Quand j'ay bien faim et que je mange Et que j'ay bien dequoy choisir, Je ressens autant de plaisir Qu'en grattant ce qui me demange. Cher Amy, tu m'y faits songer : Chacun fait des Chansons à boire, Et moy, qui n'ay plus rien de bon que la machoire, Je n'en veux faire qu'à manger.
Quand on se gorge d'un potage Succulent comme un consommé, Si nostre corps en est charmé, Nostre ame l'est bien davantage. Aussi Satan, le faux glouton, Pour tromper la femme premiere, N'alla pas luy monstrer du vin ou de la biere, Mais dequoy branler le menton.

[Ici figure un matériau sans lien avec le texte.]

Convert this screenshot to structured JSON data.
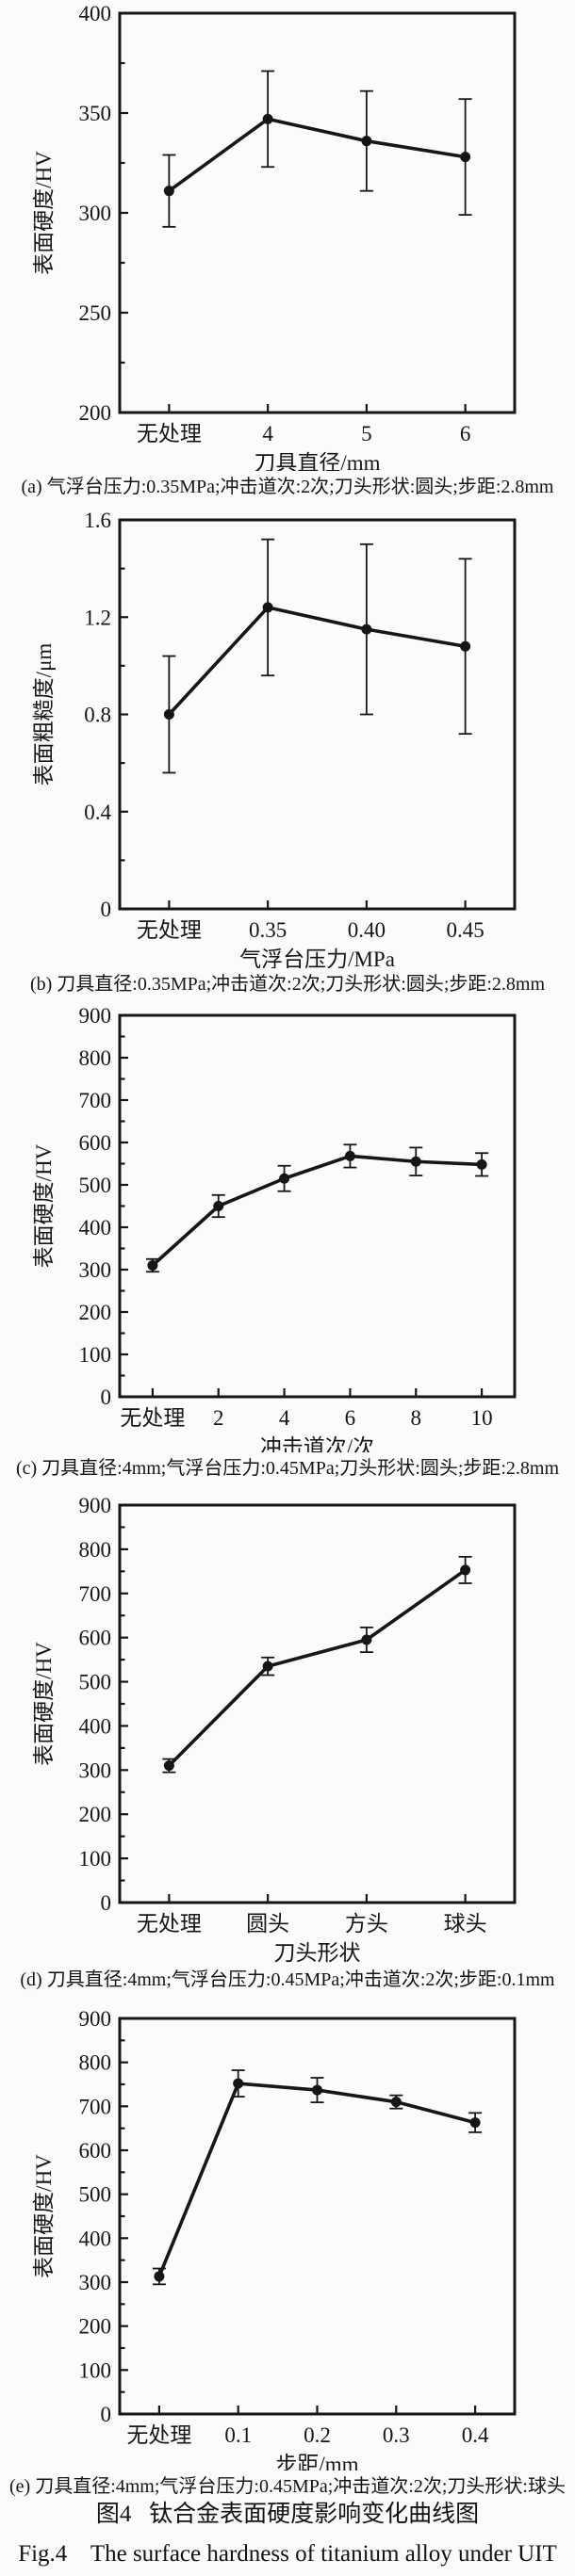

Quatre fois l'homme de courage En un jour peut manger son saoul ; Le trop boire peut faire un fou De la personne la plus sage. A-t'on vidé mille tonneaux, On n'a beu que la mesme chose, Au lieu qu'en un repas on peut doubler la doze De mille differans morceaux.
Quel plaisir lors qu'avec furie, Apres la bisque et le rosty, D'un entremets bien assorty Vient reveiller la mangerie ! Quand on devore un bon melon Trouve-t'on liqueur qui le vaille ? Ô cher Amy Potel ! je suis pour la mangeaille : Il n'est rien tel qu'estre glouton.